Hong Kong has already endured limits on the freedom of locals to stand for election - they have to accept Chinese rule and forswear independence for Hong Kong - and has seen activists jailed. Critics and enemies of the Communist Party have never been truly safe, even without an extradition law. Some have been abducted, usually reappearing on the mainland mouthing stilted confessions of guilt. But the protection of their rights still matters to Hong Kongers. "People with a clear conscience in Hong Kong feel safe in their own beds," says Mrs Chan. Now, with the prospect of being taken into arbitrary detention by China, that safety is at risk. 


Mrs Chan hopes that the chief executive will think again and set out "viable options" for handling fugitives from China, with a long period of consultation. Alas, that seems too optimistic. It cannot help that Mr Xi is already under pressure within China's elite for his handling of the trade war with America, suggests Jean-Pierre Cabestan of Hong Kong Baptist University. 
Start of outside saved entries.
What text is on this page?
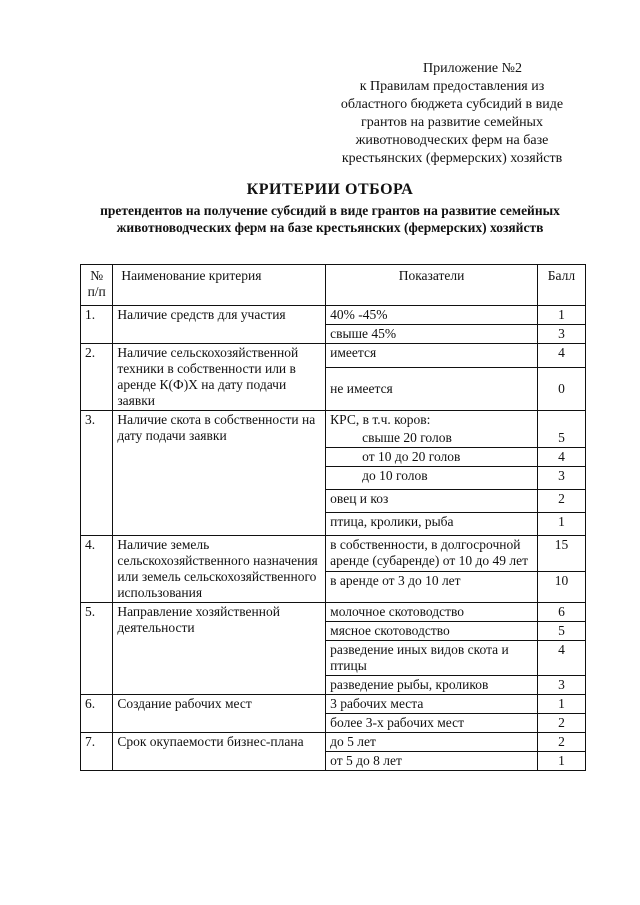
Приложение №2
к Правилам предоставления из
областного бюджета субсидий в виде
грантов на развитие семейных
животноводческих ферм на базе
крестьянских (фермерских) хозяйств
КРИТЕРИИ ОТБОРА
претендентов на получение субсидий в виде грантов на развитие семейных животноводческих ферм на базе крестьянских (фермерских) хозяйств
№ п/п	Наименование критерия	Показатели	Балл
1.	Наличие средств для участия	40% -45%	1
		свыше 45%	3
2.	Наличие сельскохозяйственной техники в собственности или в аренде К(Ф)Х на дату подачи заявки	имеется	4
		не имеется	0
3.	Наличие скота в собственности на дату подачи заявки	КРС, в т.ч. коров:	
		свыше 20 голов	5
		от 10 до 20 голов	4
		до 10 голов	3
		овец и коз	2
		птица, кролики, рыба	1
4.	Наличие земель сельскохозяйственного назначения или земель сельскохозяйственного использования	в собственности, в долгосрочной аренде (субаренде) от 10 до 49 лет	15
		в аренде от 3 до 10 лет	10
5.	Направление хозяйственной деятельности	молочное скотоводство	6
		мясное скотоводство	5
		разведение иных видов скота и птицы	4
		разведение рыбы, кроликов	3
6.	Создание рабочих мест	3 рабочих места	1
		более 3-х рабочих мест	2
7.	Срок окупаемости бизнес-плана	до 5 лет	2
		от 5 до 8 лет	1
China's rulers have suffered a clarifying rebuke, and a lesson about the power of loss and the limits of bribing people to give up freedoms. Exposure to China's cynical version of the rule of law feels like an unbearable loss to many Hong Kongers - outweighing the rewards of integration with a faster-growing mainland. Assuming that the extradition law is rammed through anyway, it will be a victory for fear and resignation, not parental love.